The overall number of new homes for sale might be decreasing at a national level, but the excess inventory is still getting bigger in some areas.
The infamous Spanish property glut (homes never previously sold) shrank by a relatively insignificant amount of five per cent in 2014, but in four regions of Spain, the excess inventory of new homes actually increased by five per cent, namely in Ceuta, Melilla, Vizcaya and Alava (both in the Basque Country).
At an autonomous regional level, stocks declined in all regions except the city communities of Ceuta and Melilla, on the North African coast.
Fortunately, the regions where new home inventories increased are not regions where there is a problematic glut of new homes. Ceuta and Melilla, along with Navarre, Cantabria and Extremadura, are regions with the smallest percentage of new homes for sale, as a percentage of the overall national inventory.

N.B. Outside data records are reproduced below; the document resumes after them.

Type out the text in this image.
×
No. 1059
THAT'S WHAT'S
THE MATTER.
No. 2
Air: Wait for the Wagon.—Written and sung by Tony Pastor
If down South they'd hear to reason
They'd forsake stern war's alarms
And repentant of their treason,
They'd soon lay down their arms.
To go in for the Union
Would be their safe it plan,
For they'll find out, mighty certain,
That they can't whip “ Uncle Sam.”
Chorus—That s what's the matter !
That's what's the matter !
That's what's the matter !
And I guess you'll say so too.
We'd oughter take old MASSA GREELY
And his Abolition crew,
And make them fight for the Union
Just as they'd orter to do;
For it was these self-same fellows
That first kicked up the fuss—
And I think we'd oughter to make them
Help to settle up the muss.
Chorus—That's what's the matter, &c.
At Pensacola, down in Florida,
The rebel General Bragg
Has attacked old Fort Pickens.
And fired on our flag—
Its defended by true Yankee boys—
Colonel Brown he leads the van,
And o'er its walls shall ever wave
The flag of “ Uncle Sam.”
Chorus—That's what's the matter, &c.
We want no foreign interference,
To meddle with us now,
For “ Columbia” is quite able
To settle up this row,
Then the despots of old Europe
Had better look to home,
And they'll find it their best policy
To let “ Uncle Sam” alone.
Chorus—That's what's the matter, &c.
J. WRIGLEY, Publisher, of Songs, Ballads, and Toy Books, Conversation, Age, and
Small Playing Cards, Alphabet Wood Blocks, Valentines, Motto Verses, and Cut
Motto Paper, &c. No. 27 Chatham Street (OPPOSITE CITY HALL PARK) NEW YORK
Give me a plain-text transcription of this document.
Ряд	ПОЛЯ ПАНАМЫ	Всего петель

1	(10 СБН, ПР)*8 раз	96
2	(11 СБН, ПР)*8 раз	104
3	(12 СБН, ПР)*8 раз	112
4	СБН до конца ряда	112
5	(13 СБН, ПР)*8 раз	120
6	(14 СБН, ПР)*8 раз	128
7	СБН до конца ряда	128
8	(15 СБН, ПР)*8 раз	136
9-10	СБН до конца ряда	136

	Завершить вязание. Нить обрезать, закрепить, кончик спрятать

Three autonomous regions account for 50% of the total glut, namely the Valencian Community, Andalusia, and Catalonia.
The Housing Department of the Ministry of Development annually quantifies the stock of new homes for sale by adding new homes finished and subtracting homes sold to arrive at 536,000 new homes on the market at the end of 2014, down five per cent compared to 2013.
The excess new home inventory began to grow rapidly in 2007, when it finished the year with 414,000 new homes on the market, peaking in 2009 with 650,000. It has since fallen by just 17.5%.